This question is about pivoting and padding columns, two very frequent activities in Pandas.
I have a raw dataframe. I need to manipulate from long
to wide
and then pad NaN
based on a specific rule.
My code works, but I think is not efficient and elegant, plus it is not able to generalize as I highlighted at the end.
Before coming here and having working code I read some very valuable questions on stack like the following ones:
- How to flatten a hierarchical index in columns
- How can I pivot a dataframe?
- Custom variable names when reshaping pandas dataframe from long to wide
And fortunately I reached my goal, but in a very bad way and that's why I am here.
But let's start showing this ugly code.
# Our df for this example
dict_df = {"Time":[1,1,1,1,2,2,2,2,3,3,3,3] ,
"KPI":["A","B","C","D","A","B","C","D","A","B","C","D"],
"SKU1":[10,1,0.1,0.01,40,4,0.4,0.04,90,9,0.9,0.09],
"SKU2":[20,2,0.2,0.02,50,5,0.5,0.05,100,10,1,0.1],
"SKU3":[30,3,0.3,0.03,60,6,0.6,0.06,110,11,1.1,0.11],
"SKU4":[70,7,0.7,0.07,80,8,0.8,0.08,120,12,1.2,0.12]
}
df_test = pd.DataFrame(dict_df)
Time KPI SKU1 SKU2 SKU3 SKU4
0 1 A 10.00 20.00 30.00 70.00
1 1 B 1.00 2.00 3.00 7.00
2 1 C 0.10 0.20 0.30 0.70
3 1 D 0.01 0.02 0.03 0.07
4 2 A 40.00 50.00 60.00 80.00
5 2 B 4.00 5.00 6.00 8.00
6 2 C 0.40 0.50 0.60 0.80
7 2 D 0.04 0.05 0.06 0.08
8 3 A 90.00 100.00 110.00 120.00
9 3 B 9.00 10.00 11.00 12.00
10 3 C 0.90 1.00 1.10 1.20
11 3 D 0.09 0.10 0.11 0.12
I want to filter specific KPIs:
filter_kpi = ["A","B","C"]
df_test_filtered = df_test[df_test["KPI"].isin(filter_kpi)]

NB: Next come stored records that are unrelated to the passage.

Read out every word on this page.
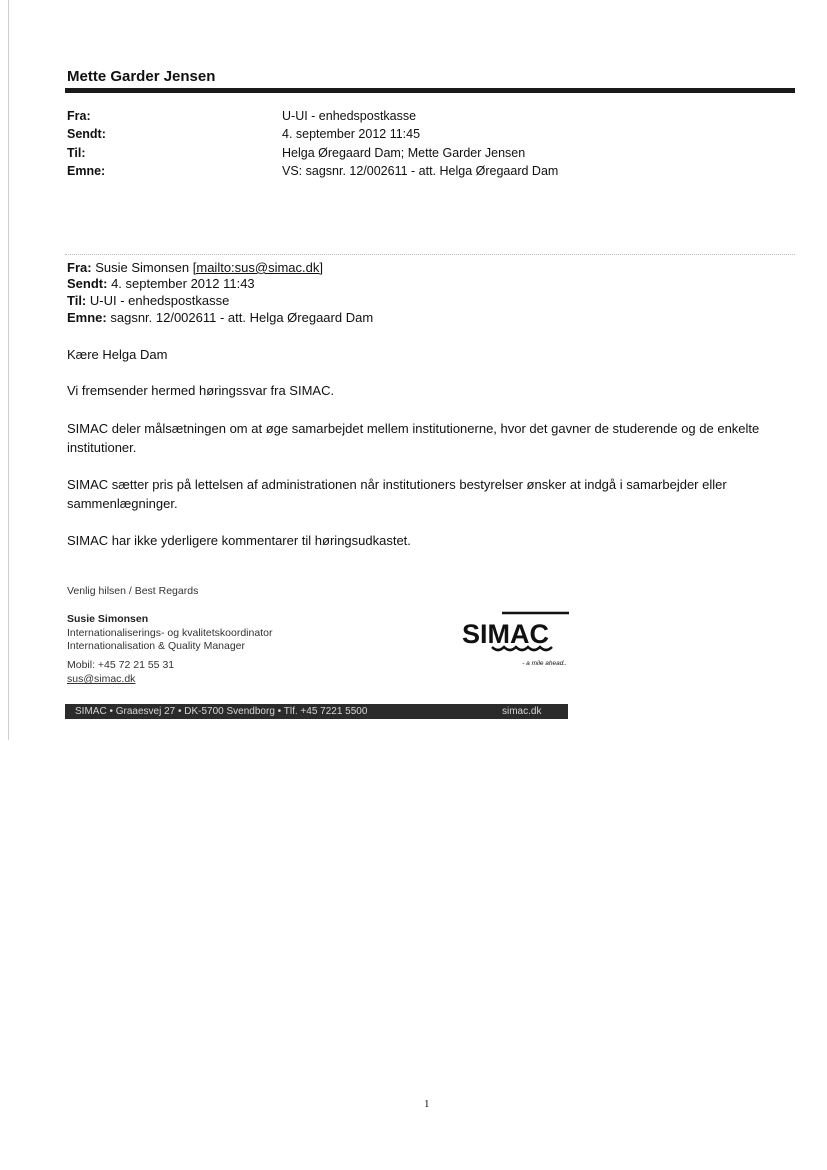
Mette Garder Jensen
Fra:	U-UI - enhedspostkasse
Sendt:	4. september 2012 11:45
Til:	Helga Øregaard Dam; Mette Garder Jensen
Emne:	VS: sagsnr. 12/002611 - att. Helga Øregaard Dam
Fra: Susie Simonsen [mailto:sus@simac.dk]
Sendt: 4. september 2012 11:43
Til: U-UI - enhedspostkasse
Emne: sagsnr. 12/002611 - att. Helga Øregaard Dam
Kære Helga Dam
Vi fremsender hermed høringssvar fra SIMAC.
SIMAC deler målsætningen om at øge samarbejdet mellem institutionerne, hvor det gavner de studerende og de enkelte institutioner.
SIMAC sætter pris på lettelsen af administrationen når institutioners bestyrelser ønsker at indgå i samarbejder eller sammenlægninger.
SIMAC har ikke yderligere kommentarer til høringsudkastet.
Venlig hilsen / Best Regards
Susie Simonsen
Internationaliserings- og kvalitetskoordinator
Internationalisation & Quality Manager
Mobil: +45 72 21 55 31
sus@simac.dk
SIMAC
- a mile ahead..
SIMAC • Graaesvej 27 • DK-5700 Svendborg • Tlf. +45 7221 5500	simac.dk
1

#Setting Time column as index
df_test_filtered.index = df_test_filtered.Time
#Pivoting the dataframe
pivot_test = df_test_filtered.pivot(values = ["SKU1","SKU2","SKU3","SKU4"],
columns ="KPI",
index="Time")
print(pivot_test)
After that I flatten the columns based on the question "Custom variable names when reshaping":
pivot_test.columns = [''.join(col) for col in pivot_test.columns]
And got this output:
SKU1A SKU1B SKU1C SKU2A SKU2B SKU2C SKU3A SKU3B SKU3C SKU4A SKU4B SKU4C
Time
1 10.0 1.0 0.1 20.0 2.0 0.2 30.0 3.0 0.3 70.0 7.0 0.7
2 40.0 4.0 0.4 50.0 5.0 0.5 60.0 6.0 0.6 80.0 8.0 0.8
3 90.0 9.0 0.9 100.0 10.0 1.0 110.0 11.0 1.1 120.0 12.0 1.2
And now the ugly part of my code.
The goal is to pad with 3 columns of Nan
(but can be any fixed number of columns) the space between each SKU.
The index
now is made by 3 rows but can be of 4,2 or any other length.
So between the set SKU1_
, SKU2_
etc...
# I initialize an empty DataFrame
df_empty = pd.DataFrame()
# I am defining the range that will define when to split the original dataframe
data_range = np.arange(0,len(pivot_test.columns),3)
#Creating the index for the empty dataframe that will be used for padding
df_nan_len =np.arange(1,len(pivot_test)+1,1)
df_nan = pd.DataFrame(np.nan, index=df_nan_len, columns=['0', '1','2'])
#loop for each element in the range
for i in data_range:
#Splitting the DataFrame
filter = pivot_test.iloc[:,i:i+3]
df_empty = pd.concat([df_empty,filter],
axis =1)
df_empty = pd.concat([df_empty,df_nan],
axis =1)
And from that I get my final output:
SKU1A SKU1B SKU1C 0 1 2 SKU2A SKU2B SKU2C 0 ... SKU3C 0 1 2 SKU4A SKU4B SKU4C 0 1 2
1 10.0 1.0 0.1 NaN NaN NaN 20.0 2.0 0.2 NaN ... 0.3 NaN NaN NaN 70.0 7.0 0.7 NaN NaN NaN
2 40.0 4.0 0.4 NaN NaN NaN 50.0 5.0 0.5 NaN ... 0.6 NaN NaN NaN 80.0 8.0 0.8 NaN NaN NaN
3 90.0 9.0 0.9 NaN NaN NaN 100.0 10.0 1.0 NaN ... 1.1 NaN NaN NaN 120.0 12.0 1.2 NaN NaN NaN
I am already aware that if I had a different number of KPIs for example 4 or 2 this code will not work properly.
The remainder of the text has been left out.